You are viewing a plain text version of this content. The canonical link for it is here.

Posted to user@cassandra.apache.org by Mohit Anchlia <mo...@gmail.com> on 2013/08/03 00:28:27 UTC

Automated Repair on multiple nodes

We currently run automated repairs sequentially on all the nodes. However,
as we grow the cluster we now need to run repair on multiple nodes in
parallel to be able to finish it withing gcgrace seconds. Before I write
the script I was wondering if somebody already has a tool or a script that
figures out nodes that we can safely run repairs on in parallel. For
instance we wouldn't run repair on replica nodes in parallel.

Re: Automated Repair on multiple nodes

Posted by Robert Coli <rc...@eventbrite.com>.

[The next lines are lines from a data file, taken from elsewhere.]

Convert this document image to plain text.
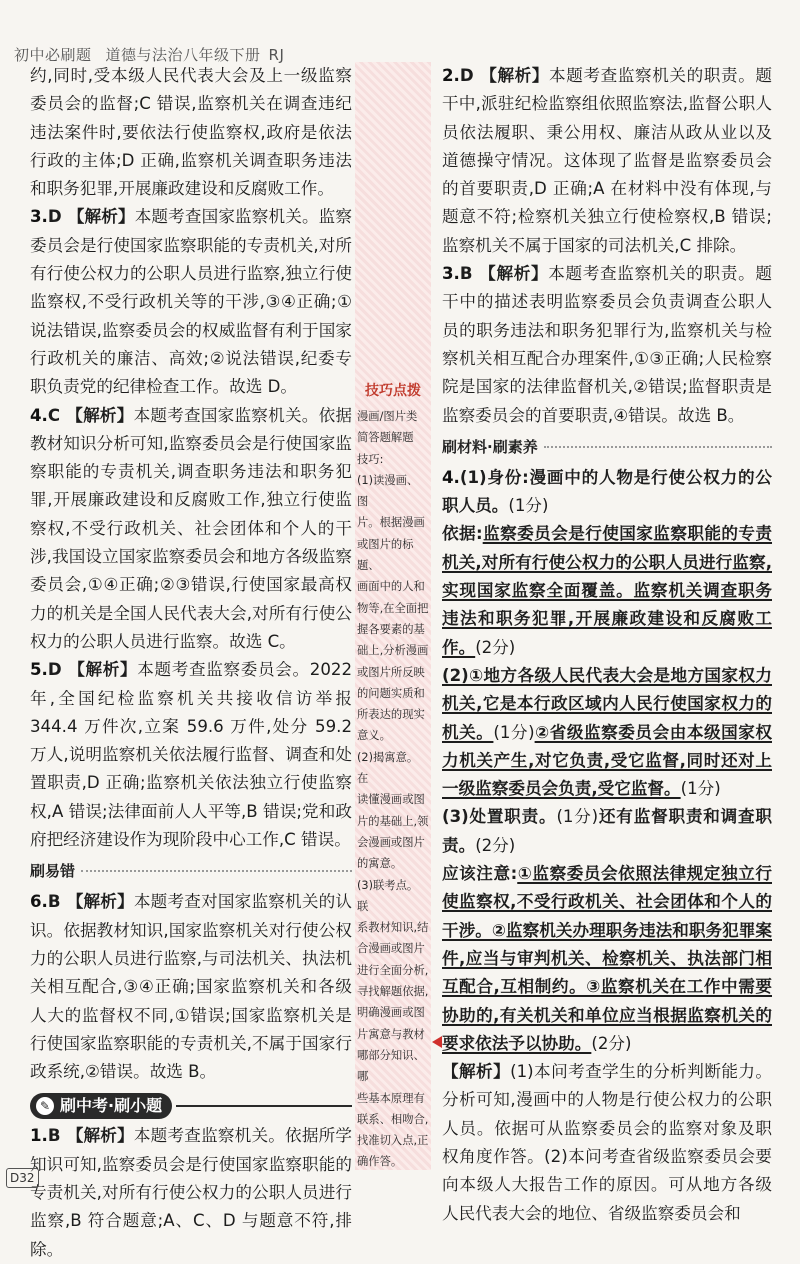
初中必刷题 道德与法治八年级下册 RJ

约,同时,受本级人民代表大会及上一级监察委员会的监督;C 错误,监察机关在调查违纪违法案件时,要依法行使监察权,政府是依法行政的主体;D 正确,监察机关调查职务违法和职务犯罪,开展廉政建设和反腐败工作。

3.D 【解析】本题考查国家监察机关。监察委员会是行使国家监察职能的专责机关,对所有行使公权力的公职人员进行监察,独立行使监察权,不受行政机关等的干涉,③④正确;①说法错误,监察委员会的权威监督有利于国家行政机关的廉洁、高效;②说法错误,纪委专职负责党的纪律检查工作。故选 D。

4.C 【解析】本题考查国家监察机关。依据教材知识分析可知,监察委员会是行使国家监察职能的专责机关,调查职务违法和职务犯罪,开展廉政建设和反腐败工作,独立行使监察权,不受行政机关、社会团体和个人的干涉,我国设立国家监察委员会和地方各级监察委员会,①④正确;②③错误,行使国家最高权力的机关是全国人民代表大会,对所有行使公权力的公职人员进行监察。故选 C。

5.D 【解析】本题考查监察委员会。2022 年,全国纪检监察机关共接收信访举报 344.4 万件次,立案 59.6 万件,处分 59.2 万人,说明监察机关依法履行监督、调查和处置职责,D 正确;监察机关依法独立行使监察权,A 错误;法律面前人人平等,B 错误;党和政府把经济建设作为现阶段中心工作,C 错误。

刷易错

6.B 【解析】本题考查对国家监察机关的认识。依据教材知识,国家监察机关对行使公权力的公职人员进行监察,与司法机关、执法机关相互配合,③④正确;国家监察机关和各级人大的监督权不同,①错误;国家监察机关是行使国家监察职能的专责机关,不属于国家行政系统,②错误。故选 B。

✎ 刷中考·刷小题

1.B 【解析】本题考查监察机关。依据所学知识可知,监察委员会是行使国家监察职能的专责机关,对所有行使公权力的公职人员进行监察,B 符合题意;A、C、D 与题意不符,排除。

技巧点拨

漫画/图片类

简答题解题

技巧:

(1)读漫画、图

片。根据漫画

或图片的标题、

画面中的人和

物等,在全面把

握各要素的基

础上,分析漫画

或图片所反映

的问题实质和

所表达的现实

意义。

(2)揭寓意。在

读懂漫画或图

片的基础上,领

会漫画或图片

的寓意。

(3)联考点。联

系教材知识,结

合漫画或图片

进行全面分析,

寻找解题依据,

明确漫画或图

片寓意与教材

哪部分知识、哪

些基本原理有

联系、相吻合,

找准切入点,正

确作答。

2.D 【解析】本题考查监察机关的职责。题干中,派驻纪检监察组依照监察法,监督公职人员依法履职、秉公用权、廉洁从政从业以及道德操守情况。这体现了监督是监察委员会的首要职责,D 正确;A 在材料中没有体现,与题意不符;检察机关独立行使检察权,B 错误;监察机关不属于国家的司法机关,C 排除。

3.B 【解析】本题考查监察机关的职责。题干中的描述表明监察委员会负责调查公职人员的职务违法和职务犯罪行为,监察机关与检察机关相互配合办理案件,①③正确;人民检察院是国家的法律监督机关,②错误;监督职责是监察委员会的首要职责,④错误。故选 B。

刷材料·刷素养

4.(1)身份:漫画中的人物是行使公权力的公职人员。(1分)

依据:监察委员会是行使国家监察职能的专责机关,对所有行使公权力的公职人员进行监察,实现国家监察全面覆盖。监察机关调查职务违法和职务犯罪,开展廉政建设和反腐败工作。(2分)

(2)①地方各级人民代表大会是地方国家权力机关,它是本行政区域内人民行使国家权力的机关。(1分)②省级监察委员会由本级国家权力机关产生,对它负责,受它监督,同时还对上一级监察委员会负责,受它监督。(1分)

(3)处置职责。(1分)还有监督职责和调查职责。(2分)

应该注意:①监察委员会依照法律规定独立行使监察权,不受行政机关、社会团体和个人的干涉。②监察机关办理职务违法和职务犯罪案件,应当与审判机关、检察机关、执法部门相互配合,互相制约。③监察机关在工作中需要协助的,有关机关和单位应当根据监察机关的要求依法予以协助。(2分)

【解析】(1)本问考查学生的分析判断能力。分析可知,漫画中的人物是行使公权力的公职人员。依据可从监察委员会的监察对象及职权角度作答。(2)本问考查省级监察委员会要向本级人大报告工作的原因。可从地方各级人民代表大会的地位、省级监察委员会和

D32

On Fri, Aug 2, 2013 at 3:28 PM, Mohit Anchlia <mo...@gmail.com>wrote:

> We currently run automated repairs sequentially on all the nodes. However,
> as we grow the cluster we now need to run repair on multiple nodes in
> parallel to be able to finish it withing gcgrace seconds.
>
Or you could just increase gc_grace_seconds from the arbitrary and IMO
unreasonably low default of 10 days.

> Before I write the script I was wondering if somebody already has a tool
> or a script that figures out nodes that we can safely run repairs on in
> parallel. For instance we wouldn't run repair on replica nodes in parallel.
>
This will only really work with non-virtual nodes, if you repair
hardware-node-wide. With 256 virtual nodes per node, your repair overhead
will also be evenly distributed.

Someone has probably written the script, but if I were you I would consider
whether you really want to monitor N/RF fragile and independent repair
sessions simultaneously before using such a script.

=Rob